Q2. Are Latch-up immune parts over-voltage fault protected?
A2. No. The latch-up immune family is more robust to transient voltage spikes on signal lines than typical CMOS devices but they cannot be relied upon to protect downstream circuitry.
Q3. What if I need to protect my device or downstream circuits against over-voltages?
A3. This application note provides a lot of detail into the over voltage protection of CMOS switches and multiplexers and is generally applicable: link
Q4. What is the ESD rating of these devices and what is the benefit of the rating?
A4. These devices have been rated to 8kV Human Body Model. This helps reduce requirements for system level protection and increases robustness to handling concerns during manufacturing.
Q5. What is the minimum voltage that can be used with these parts?
A5. VDD = 9V is the minimum supply voltage to guarantee the digital input voltages are 3V compatible across all voltage and temperature ranges. The supply voltage can be lowered to VDD = 5V if the digital inputs are driven to VDD too.
Q6. What is the recommended supply sequence?
A6. The Golden sequence for power up is; Ground, VDD, VSS, Digital Inputs. The trench isolation and lack of logic supply pin (VL) means that it is not possible to cause latch-up in these parts by an improper supply sequence. However, it is still good practice to follow the Golden sequence whenever possible.
Q7. How should I manage unused or Not Connected pins?
A7. Pins described as Not Connected in the data sheet are not internally connected. It is not necessary to tie these pins to any voltage. Digital pins always require a known voltage as to leave them floating can cause internal digital logic to be in an indeterminate state and cause invalid operation of the part. Unused digital logic pins should be tied to GND or digital high.
Q8. What are suitable applications for these parts?
A8. This family of parts has been optimized to provide a low resistance channel between the Source and Drain pins, with minimal difference between the maximum and minimum resistance value. They are particularly suitable to applications where low channel resistance, minimal distortion or high dynamic range is required, such as: High voltage signal routing, battery stack monitoring, relay replacement or other analog front-end circuits.
Q9. I like the robustness of these parts to PSS issues and the good ESD performance but my application needs lower capacitance and good leakage performance.
A9. The ADG52xx family has been built using the same trench isolation technology and has been optimized for low leakage, low capacitance, and low charge injection.

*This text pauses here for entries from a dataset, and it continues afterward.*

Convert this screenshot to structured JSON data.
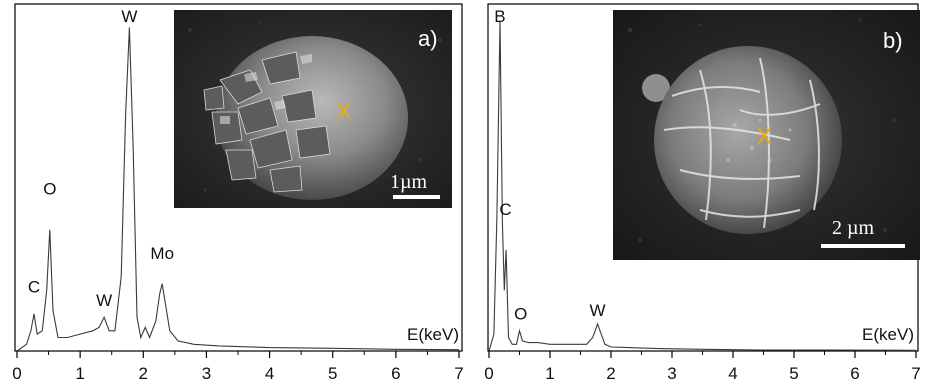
{
  "colors": {
    "spectrum_line": "#3a3a3a",
    "frame": "#000000",
    "marker": "#f2a900",
    "micrograph_bg": "#2c2c2c",
    "scale_bar": "#ffffff"
  },
  "chart_data": [
    {
      "type": "line",
      "panel": "a)",
      "xlabel": "E(keV)",
      "ylabel": "",
      "xlim": [
        0,
        7
      ],
      "ylim": [
        0,
        100
      ],
      "xticks": [
        "0",
        "1",
        "2",
        "3",
        "4",
        "5",
        "6",
        "7"
      ],
      "grid": false,
      "peak_labels": [
        {
          "text": "C",
          "x": 0.27,
          "y": 15
        },
        {
          "text": "O",
          "x": 0.52,
          "y": 44
        },
        {
          "text": "W",
          "x": 1.38,
          "y": 11
        },
        {
          "text": "W",
          "x": 1.78,
          "y": 100
        },
        {
          "text": "Mo",
          "x": 2.3,
          "y": 25
        }
      ],
      "series": [
        {
          "x": [
            0.0,
            0.15,
            0.22,
            0.27,
            0.32,
            0.4,
            0.47,
            0.52,
            0.57,
            0.65,
            0.8,
            1.0,
            1.2,
            1.3,
            1.38,
            1.46,
            1.55,
            1.65,
            1.72,
            1.78,
            1.84,
            1.9,
            1.96,
            2.03,
            2.1,
            2.2,
            2.26,
            2.3,
            2.35,
            2.42,
            2.55,
            2.8,
            3.2,
            4.0,
            5.0,
            6.0,
            7.0
          ],
          "y": [
            0,
            2,
            6,
            11,
            5,
            6,
            18,
            36,
            12,
            4,
            4,
            5,
            6,
            7,
            10,
            6,
            6,
            22,
            70,
            96,
            60,
            10,
            4,
            7,
            4,
            9,
            17,
            20,
            14,
            6,
            3,
            2,
            1.5,
            1,
            0.8,
            0.5,
            0.4
          ]
        }
      ],
      "inset": {
        "label": "a)",
        "marker": "X",
        "scale_bar": "1µm"
      }
    },
    {
      "type": "line",
      "panel": "b)",
      "xlabel": "E(keV)",
      "ylabel": "",
      "xlim": [
        0,
        7
      ],
      "ylim": [
        0,
        100
      ],
      "xticks": [
        "0",
        "1",
        "2",
        "3",
        "4",
        "5",
        "6",
        "7"
      ],
      "grid": false,
      "peak_labels": [
        {
          "text": "B",
          "x": 0.18,
          "y": 100
        },
        {
          "text": "C",
          "x": 0.27,
          "y": 38
        },
        {
          "text": "O",
          "x": 0.52,
          "y": 7
        },
        {
          "text": "W",
          "x": 1.78,
          "y": 8
        }
      ],
      "series": [
        {
          "x": [
            0.0,
            0.08,
            0.13,
            0.18,
            0.22,
            0.25,
            0.28,
            0.32,
            0.38,
            0.45,
            0.5,
            0.55,
            0.65,
            0.8,
            1.0,
            1.3,
            1.6,
            1.7,
            1.78,
            1.84,
            1.9,
            2.0,
            2.3,
            2.8,
            3.5,
            4.5,
            5.5,
            7.0
          ],
          "y": [
            0,
            5,
            40,
            98,
            38,
            18,
            30,
            4,
            2,
            2,
            6,
            3,
            2.5,
            2.5,
            2,
            2,
            2,
            4,
            8,
            5,
            2,
            1.2,
            1,
            0.7,
            0.5,
            0.3,
            0.3,
            0.2
          ]
        }
      ],
      "inset": {
        "label": "b)",
        "marker": "X",
        "scale_bar": "2 µm"
      }
    }
  ]
}
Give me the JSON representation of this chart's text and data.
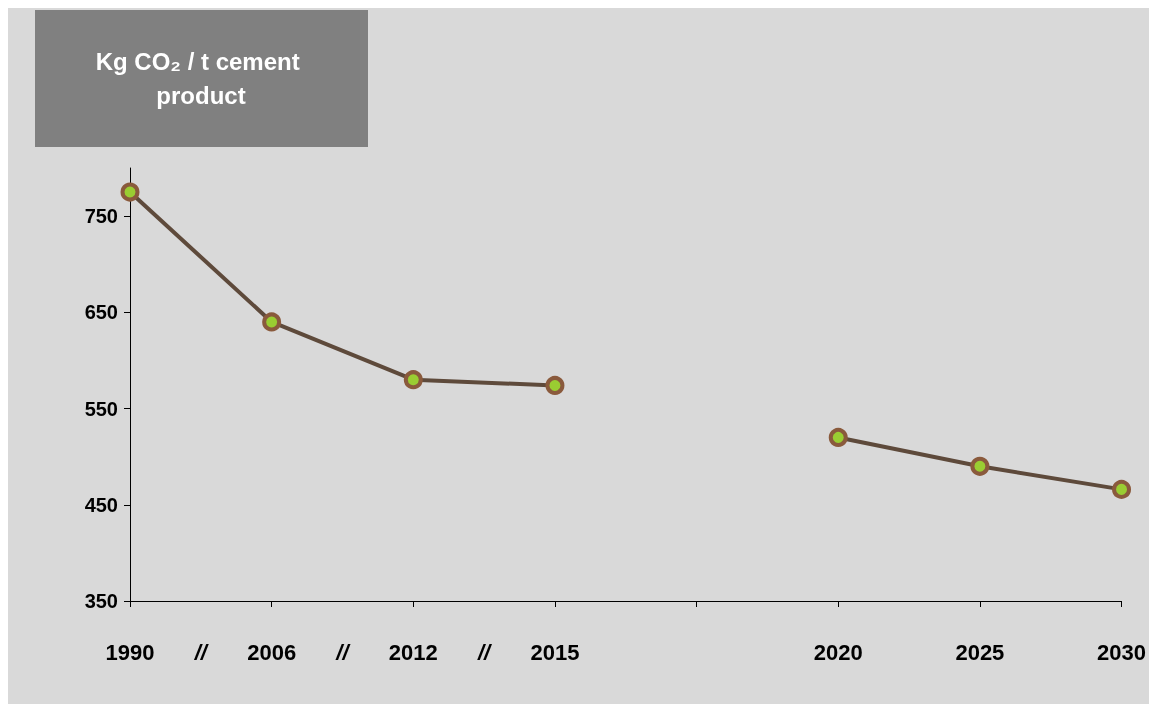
{
  "chart_data": {
    "type": "line",
    "ylabel": "Kg CO₂ / t cement product",
    "categories": [
      "1990",
      "2006",
      "2012",
      "2015",
      null,
      "2020",
      "2025",
      "2030"
    ],
    "series": [
      {
        "color": "#5e4a3b",
        "values": [
          775,
          640,
          580,
          574,
          null,
          520,
          490,
          466
        ]
      }
    ],
    "ylim": [
      350,
      800
    ],
    "yticks": [
      350,
      450,
      550,
      650,
      750
    ],
    "grid": false,
    "marker": "circle",
    "line_style": "solid",
    "annotations": [
      "//",
      "//",
      "//"
    ]
  }
}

Q10. Can I leave the exposed pad floating?
A10. The exposed pad is connected to the substrate which in this case is the most negative voltage, Vss. The exposed pad should be connected to Vss to enable more efficient heat transfer and increase reliability. There is no impact on switch performance if exposed pad is left unconnected but heat dissipation will not be optimized. Connecting the exposed pad to anything other than Vss potential may cause high current flow, affect the switch performance, and the long-term reliability of the part.
Q11. These parts are good, but I need lower on resistance at ±15V. Do you have any compatible parts?
A11. Please consider the ADG14xx family of parts, which are pin-to-pin compatible with the ADG54xx family: The ADG1419 is specified as a 2Ω switch at ±15V supply and is pin-to-pin compatible with the ADG5419
Q12. Do you specify switch Off Resistance?
A12. No, but the Off Resistance across a switch can be calculated using the off leakage specifications given in the datasheet. For example: Using the +12V data for off leakage at 85°C of the ADG5401; IOFF = 2nA (MAX) and this is measured with +1V to +10V across the switch. Therefore: V∆ = 9V, and the minimum ROFF is 4.5GΩ at 85degC.